Cakra mengacak rambutnya, frustrasi. "Bukan masalah it ... hhhh, astaga, Nu." Cakra menghela napas lelah. "Lo nggak kepikiran buat beresin kamar, gitu? Di unit siapa dia bakalan tinggal buat beberapa hari ke depan? Ya kali hotelan terus!"

Nuga terlalu banyak alasan untuk bisa pulang ke unit. Kini lelaki itu malah diam tak berkutik, merasa terpojok.

"Gue tau lo khawatir ... mungkin lebih dari kita-kita yang kenal Keyna dari lo. Tapi tetep aja, Nu, jangan sebegininya ...." Ia kembali melembut. Cakra rasa ia tidak salah berkata demikian. Karena memang pada dasarnya khawatir berlebihan itu tidak baik. Apalagi Nuga sampai tidak memikirkan kesehatannya sendiri. "Itu juga kalo lo nggak mau liat dia sedih."

"... Gue cuma ngerasa bersalah, Cak."

"Ini bukan salah lo, semua yang nimpa Keyna itu murni kecelakaan."
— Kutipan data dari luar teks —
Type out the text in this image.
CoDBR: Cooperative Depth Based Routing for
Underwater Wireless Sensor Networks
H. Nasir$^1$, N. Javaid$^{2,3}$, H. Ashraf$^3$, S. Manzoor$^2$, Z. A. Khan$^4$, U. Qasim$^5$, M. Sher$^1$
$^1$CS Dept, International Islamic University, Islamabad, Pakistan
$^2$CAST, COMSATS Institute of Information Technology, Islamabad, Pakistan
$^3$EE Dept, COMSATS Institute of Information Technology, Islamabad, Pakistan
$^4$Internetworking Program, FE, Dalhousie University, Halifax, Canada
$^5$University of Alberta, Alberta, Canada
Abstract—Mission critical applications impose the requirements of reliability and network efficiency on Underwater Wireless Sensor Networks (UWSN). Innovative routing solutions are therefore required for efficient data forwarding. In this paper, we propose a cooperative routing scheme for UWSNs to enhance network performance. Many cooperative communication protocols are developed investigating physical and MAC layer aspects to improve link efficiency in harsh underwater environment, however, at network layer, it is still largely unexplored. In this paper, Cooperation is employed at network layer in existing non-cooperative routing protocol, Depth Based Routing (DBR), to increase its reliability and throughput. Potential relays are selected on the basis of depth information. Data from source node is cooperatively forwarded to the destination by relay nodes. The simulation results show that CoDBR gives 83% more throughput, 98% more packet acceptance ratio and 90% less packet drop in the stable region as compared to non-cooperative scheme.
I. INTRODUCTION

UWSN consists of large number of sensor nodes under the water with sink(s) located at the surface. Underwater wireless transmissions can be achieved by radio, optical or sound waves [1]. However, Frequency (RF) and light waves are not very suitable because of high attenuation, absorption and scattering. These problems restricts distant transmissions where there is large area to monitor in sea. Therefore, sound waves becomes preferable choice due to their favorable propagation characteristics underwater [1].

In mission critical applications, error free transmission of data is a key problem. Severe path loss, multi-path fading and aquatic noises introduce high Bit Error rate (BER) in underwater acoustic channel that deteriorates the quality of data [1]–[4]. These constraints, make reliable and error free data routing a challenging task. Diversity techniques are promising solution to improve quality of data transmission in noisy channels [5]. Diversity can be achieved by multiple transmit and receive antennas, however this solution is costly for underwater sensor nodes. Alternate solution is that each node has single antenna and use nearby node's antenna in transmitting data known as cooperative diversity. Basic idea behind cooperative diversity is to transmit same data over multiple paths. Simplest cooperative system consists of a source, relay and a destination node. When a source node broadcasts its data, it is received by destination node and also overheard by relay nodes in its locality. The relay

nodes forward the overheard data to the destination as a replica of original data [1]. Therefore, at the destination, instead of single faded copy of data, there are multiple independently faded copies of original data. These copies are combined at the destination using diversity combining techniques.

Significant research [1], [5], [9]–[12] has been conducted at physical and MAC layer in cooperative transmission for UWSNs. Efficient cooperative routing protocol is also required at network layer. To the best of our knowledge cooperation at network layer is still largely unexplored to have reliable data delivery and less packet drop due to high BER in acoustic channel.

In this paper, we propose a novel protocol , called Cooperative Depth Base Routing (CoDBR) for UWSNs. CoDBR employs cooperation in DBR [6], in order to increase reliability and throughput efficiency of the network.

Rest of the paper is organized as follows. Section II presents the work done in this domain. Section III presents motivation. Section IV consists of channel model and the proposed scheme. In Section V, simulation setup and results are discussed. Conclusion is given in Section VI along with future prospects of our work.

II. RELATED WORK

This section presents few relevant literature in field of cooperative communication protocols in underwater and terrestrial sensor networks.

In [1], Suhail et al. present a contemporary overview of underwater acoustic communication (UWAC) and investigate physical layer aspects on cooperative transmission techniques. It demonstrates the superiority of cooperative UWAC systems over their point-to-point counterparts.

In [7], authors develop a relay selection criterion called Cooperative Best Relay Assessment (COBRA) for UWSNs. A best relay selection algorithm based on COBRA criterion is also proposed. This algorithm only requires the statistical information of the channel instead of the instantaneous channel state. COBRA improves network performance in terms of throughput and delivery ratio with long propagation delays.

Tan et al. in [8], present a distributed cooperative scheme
"Lo ... percaya sama gue?"

"Iya. Gue sama anak-anak percaya sama lo. Nggak ada kita mikir kalau lo sengaja dorong atau apalah itu. Sekarang, jangan abaiin diri sendiri lagi, ya, Nu. Semua bener-bener peduli sama lo." Cakra mulai berjalan, menuju pesawat yang hendak ia tumpangi. Namun, sebelum benar-benar mematikan ponselnya, ia kembali berujar, "Dan apa yang terjadi sama kita sekarang, itu takdir."

Cakra menghentikan langkahnya sesaat, suara Nuga tak lagi terdengar, mungkin telah terputus? Ia tak tahu. Karena sebuah bayang di pikirannya tiba-tiba mengambil alih tubuh, Cakra tidak bisa lagi berpikir jernih karena perkataannya sendiri.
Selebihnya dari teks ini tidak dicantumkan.